Maria Mallon's board follows the same criteria of title, task, standard, 4 pieces of work and commentary but is totally different. Maria showcased her students' work of envisioning a story that has a beginning, middle and end, each represented by a single sheet of paper. She teaches her children to think of the story like a movie over several sheets of paper and then draw the pictures from their minds. They retell their story over the three pieces of paper. Some of her children are beginning to write letters to represent the words of their stories but right now, the stories are mostly in their oral language and in the details of their pictures. This is a technique that Maria brought back after spending time studying with Lucy Calkins.

Debbie Harbour's board features the new Vocabulary unit that kindergarten teachers are teaching (see widget to the left). She features four pieces of work where students have drawn a vocabulary word. Debbie has added photographs of each child acting out the word and then explained the child's understanding of the word in her commentary. In the case at the left, the child has drawn something that is frightening and then shows what frightening looks like.

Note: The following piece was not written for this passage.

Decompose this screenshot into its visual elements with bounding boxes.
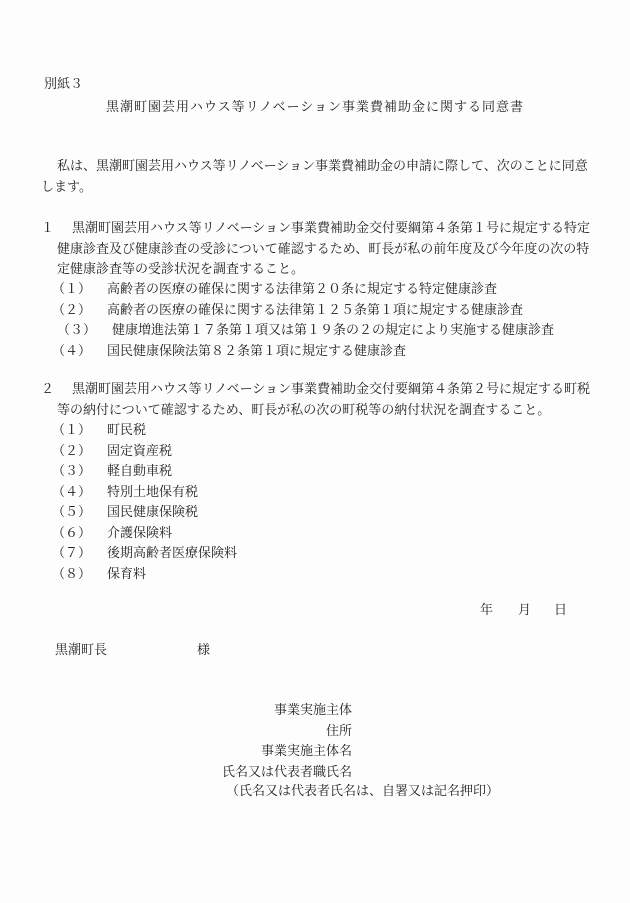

Chevaughn Sasso's board features a Social Studies Standard (on the right). Julia Lewis' board features pattern work in math. Cheryl Dillard and the Mackarados features word done in Literacy Centers. Regardless of the type of board, as a grade level, we will do a "boardwalk" in the next few weeks where we will walk through the halls and take a look at each grade level board. We will invite each teacher to present her board to the other teachers describing what she was trying to accomplish. This is a learning opportunity for us all! While Standard-Based Bulletin Boards started out as a compliance piece, they have grown to be a integral part of our standard-based school. It's another forum where we bring student work to the table to discuss.